In Bulgaria, a woman lost three husbands to lightning.

Lightning strikes can deliver a super-powerful charge of up to 30 million volts. Here’s how the electricity works: A thundercloud develops a negative charge at its base and a positive charge at the top. The charge builds when rapidly moving ice or rain within the cloud creates friction. As the positive and negative charges repel each other within the cloud, the ground below becomes positively charged. This creates a growing electrical field between the cloud and ground. When the field reaches a threshold, lightning strikes.

A leader, or bolt, moves from the cloud, followed immediately by a strong return stroke from the other direction. Sometimes lightning strikes between clouds. The sudden and powerful release of heat compresses the air and creates a sound wave of thunder.

Safety experts say that to avoid Ranger Sullivan’s fame, you should take cover in a substantial building or a vehicle with windows completely shut. Avoid metal objects such as wires, sheds, equipment and power tools.

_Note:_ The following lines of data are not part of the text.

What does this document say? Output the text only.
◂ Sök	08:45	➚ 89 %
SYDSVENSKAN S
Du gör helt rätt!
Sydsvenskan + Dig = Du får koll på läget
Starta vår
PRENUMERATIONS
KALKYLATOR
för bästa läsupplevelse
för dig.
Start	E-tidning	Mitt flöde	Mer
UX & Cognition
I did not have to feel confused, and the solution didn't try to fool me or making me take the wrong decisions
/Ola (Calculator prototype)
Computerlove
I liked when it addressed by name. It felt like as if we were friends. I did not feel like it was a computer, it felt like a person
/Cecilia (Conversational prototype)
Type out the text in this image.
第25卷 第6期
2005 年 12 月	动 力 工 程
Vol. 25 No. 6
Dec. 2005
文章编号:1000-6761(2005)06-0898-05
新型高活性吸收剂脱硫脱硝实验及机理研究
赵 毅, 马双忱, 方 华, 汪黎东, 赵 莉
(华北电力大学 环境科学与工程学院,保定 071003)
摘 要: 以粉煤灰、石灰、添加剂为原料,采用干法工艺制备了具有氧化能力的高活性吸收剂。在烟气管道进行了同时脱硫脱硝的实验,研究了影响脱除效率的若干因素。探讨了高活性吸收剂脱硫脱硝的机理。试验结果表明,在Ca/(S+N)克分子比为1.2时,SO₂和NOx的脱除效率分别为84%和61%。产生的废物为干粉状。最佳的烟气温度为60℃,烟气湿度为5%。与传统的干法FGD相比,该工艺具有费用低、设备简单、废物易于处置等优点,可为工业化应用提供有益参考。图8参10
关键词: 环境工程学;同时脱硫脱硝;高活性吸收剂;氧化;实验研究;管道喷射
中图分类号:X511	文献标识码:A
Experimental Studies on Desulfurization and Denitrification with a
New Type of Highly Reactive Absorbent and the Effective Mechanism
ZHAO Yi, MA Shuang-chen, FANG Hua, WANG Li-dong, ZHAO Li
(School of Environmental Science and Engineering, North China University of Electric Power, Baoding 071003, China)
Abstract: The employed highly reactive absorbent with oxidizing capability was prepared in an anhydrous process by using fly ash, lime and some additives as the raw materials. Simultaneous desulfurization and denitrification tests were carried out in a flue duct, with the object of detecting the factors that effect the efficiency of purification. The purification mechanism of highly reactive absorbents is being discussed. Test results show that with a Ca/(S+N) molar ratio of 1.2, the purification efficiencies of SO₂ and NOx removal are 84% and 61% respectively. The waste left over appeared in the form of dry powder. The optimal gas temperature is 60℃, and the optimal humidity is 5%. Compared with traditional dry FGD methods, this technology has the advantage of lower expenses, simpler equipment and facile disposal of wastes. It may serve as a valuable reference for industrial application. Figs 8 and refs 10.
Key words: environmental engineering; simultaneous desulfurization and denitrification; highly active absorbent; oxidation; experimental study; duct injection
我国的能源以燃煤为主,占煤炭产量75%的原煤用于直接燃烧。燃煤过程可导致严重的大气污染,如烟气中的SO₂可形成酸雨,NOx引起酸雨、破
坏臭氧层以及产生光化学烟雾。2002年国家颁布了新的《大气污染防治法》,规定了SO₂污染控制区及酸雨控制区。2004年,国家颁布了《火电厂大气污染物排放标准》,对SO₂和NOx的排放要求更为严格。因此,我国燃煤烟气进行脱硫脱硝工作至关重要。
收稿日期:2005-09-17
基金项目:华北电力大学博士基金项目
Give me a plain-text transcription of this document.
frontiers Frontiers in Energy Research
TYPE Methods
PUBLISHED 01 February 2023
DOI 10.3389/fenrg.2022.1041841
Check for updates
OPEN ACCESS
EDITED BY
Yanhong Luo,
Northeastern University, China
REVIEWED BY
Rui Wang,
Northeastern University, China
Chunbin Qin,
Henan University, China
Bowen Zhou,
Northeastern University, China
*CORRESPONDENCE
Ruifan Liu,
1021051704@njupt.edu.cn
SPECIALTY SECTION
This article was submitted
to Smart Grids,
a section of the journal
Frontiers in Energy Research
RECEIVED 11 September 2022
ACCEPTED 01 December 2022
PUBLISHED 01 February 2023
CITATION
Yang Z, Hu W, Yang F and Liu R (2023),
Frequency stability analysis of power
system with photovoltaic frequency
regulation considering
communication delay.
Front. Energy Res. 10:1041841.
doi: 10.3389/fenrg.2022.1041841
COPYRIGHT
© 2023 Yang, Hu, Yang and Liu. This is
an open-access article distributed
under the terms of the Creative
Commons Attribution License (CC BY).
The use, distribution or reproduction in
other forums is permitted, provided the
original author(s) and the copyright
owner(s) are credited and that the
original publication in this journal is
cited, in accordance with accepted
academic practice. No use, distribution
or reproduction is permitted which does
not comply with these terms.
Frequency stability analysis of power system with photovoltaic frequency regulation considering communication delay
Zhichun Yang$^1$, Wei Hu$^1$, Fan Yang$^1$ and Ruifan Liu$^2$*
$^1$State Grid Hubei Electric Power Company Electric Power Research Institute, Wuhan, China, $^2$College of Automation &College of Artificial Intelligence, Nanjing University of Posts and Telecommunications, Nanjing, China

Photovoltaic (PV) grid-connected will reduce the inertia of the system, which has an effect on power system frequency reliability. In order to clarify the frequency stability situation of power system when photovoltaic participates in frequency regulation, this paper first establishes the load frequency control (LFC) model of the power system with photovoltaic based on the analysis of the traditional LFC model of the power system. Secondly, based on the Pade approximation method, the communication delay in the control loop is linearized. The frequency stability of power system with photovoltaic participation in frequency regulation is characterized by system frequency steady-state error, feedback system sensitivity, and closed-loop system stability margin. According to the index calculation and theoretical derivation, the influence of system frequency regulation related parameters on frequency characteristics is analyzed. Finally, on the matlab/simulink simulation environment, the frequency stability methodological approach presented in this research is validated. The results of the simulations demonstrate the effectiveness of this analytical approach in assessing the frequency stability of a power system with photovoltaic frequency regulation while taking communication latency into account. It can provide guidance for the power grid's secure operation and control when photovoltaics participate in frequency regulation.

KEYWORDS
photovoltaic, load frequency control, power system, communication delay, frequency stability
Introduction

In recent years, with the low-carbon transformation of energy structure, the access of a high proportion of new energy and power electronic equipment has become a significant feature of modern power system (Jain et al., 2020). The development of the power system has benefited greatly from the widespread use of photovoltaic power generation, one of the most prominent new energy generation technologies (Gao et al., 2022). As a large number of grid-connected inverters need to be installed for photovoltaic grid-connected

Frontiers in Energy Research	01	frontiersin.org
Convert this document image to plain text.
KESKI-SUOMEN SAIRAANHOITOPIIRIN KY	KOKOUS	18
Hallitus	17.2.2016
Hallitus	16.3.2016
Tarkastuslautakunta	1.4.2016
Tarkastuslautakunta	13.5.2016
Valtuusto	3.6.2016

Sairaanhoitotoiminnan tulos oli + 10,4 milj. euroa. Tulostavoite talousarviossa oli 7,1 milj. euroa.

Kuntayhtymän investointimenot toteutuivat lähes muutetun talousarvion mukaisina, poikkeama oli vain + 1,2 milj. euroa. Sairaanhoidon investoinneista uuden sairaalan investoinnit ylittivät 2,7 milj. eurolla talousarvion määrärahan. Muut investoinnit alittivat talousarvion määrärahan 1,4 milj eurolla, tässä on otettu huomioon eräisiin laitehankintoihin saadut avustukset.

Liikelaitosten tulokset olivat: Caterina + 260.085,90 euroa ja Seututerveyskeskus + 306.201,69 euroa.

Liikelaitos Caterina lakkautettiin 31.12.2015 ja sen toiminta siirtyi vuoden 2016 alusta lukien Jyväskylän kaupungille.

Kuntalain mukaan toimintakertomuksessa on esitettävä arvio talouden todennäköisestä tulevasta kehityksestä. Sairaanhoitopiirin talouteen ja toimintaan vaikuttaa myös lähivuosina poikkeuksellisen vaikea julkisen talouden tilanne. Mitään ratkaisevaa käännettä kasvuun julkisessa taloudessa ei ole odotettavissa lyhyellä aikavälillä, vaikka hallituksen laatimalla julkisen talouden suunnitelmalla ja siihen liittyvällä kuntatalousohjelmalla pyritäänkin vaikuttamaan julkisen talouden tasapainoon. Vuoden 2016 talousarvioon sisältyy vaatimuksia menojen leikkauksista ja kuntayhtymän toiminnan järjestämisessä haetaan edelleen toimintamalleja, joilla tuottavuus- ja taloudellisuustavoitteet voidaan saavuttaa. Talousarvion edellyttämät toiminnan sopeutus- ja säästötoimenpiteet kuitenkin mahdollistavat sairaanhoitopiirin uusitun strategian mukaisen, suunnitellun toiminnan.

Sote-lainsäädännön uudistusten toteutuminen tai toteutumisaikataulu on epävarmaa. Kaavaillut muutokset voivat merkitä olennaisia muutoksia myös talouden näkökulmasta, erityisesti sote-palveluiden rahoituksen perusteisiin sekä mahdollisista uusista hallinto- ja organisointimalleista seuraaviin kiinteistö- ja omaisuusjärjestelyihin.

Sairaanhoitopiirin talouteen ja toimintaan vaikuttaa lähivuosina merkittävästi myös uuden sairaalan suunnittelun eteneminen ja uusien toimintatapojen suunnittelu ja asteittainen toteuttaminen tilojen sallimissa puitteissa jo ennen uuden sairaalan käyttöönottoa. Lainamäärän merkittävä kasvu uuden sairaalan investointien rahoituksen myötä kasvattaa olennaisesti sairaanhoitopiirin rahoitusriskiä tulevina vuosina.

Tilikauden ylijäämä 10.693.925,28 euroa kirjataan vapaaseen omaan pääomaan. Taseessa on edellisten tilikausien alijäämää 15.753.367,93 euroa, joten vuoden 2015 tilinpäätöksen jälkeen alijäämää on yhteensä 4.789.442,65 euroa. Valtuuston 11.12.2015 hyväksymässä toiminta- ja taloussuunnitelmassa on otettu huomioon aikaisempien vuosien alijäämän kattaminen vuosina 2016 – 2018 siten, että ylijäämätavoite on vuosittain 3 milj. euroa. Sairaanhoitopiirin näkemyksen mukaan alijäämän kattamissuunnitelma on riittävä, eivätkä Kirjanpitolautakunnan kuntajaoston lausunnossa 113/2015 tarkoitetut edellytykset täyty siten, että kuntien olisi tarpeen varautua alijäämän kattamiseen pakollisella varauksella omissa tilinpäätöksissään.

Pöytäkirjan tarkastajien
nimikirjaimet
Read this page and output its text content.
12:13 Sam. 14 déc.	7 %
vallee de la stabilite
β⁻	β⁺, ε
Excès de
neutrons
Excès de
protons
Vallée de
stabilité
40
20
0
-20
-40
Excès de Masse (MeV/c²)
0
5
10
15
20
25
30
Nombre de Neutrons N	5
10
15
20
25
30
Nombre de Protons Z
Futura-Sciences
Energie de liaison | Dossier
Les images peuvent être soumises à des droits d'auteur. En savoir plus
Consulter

Unsafe places include under trees, small rain shelters and canopies. Try to avoid other people, keeping 15 feet distance and crouching down with your feet together. Make yourself comfortable, because with the way weather has been this summer, you might spend a lot of time in that position.

If you’re inside, stay off the phone and unplug appliances. If lightning strikes your house, it can zap your fridge, washer or computer and hurt you if you are nearby. Also avoid water indoors and stay away from doors and windows.

My cats have spent a lot of time this summer under the bed. They are no dummies.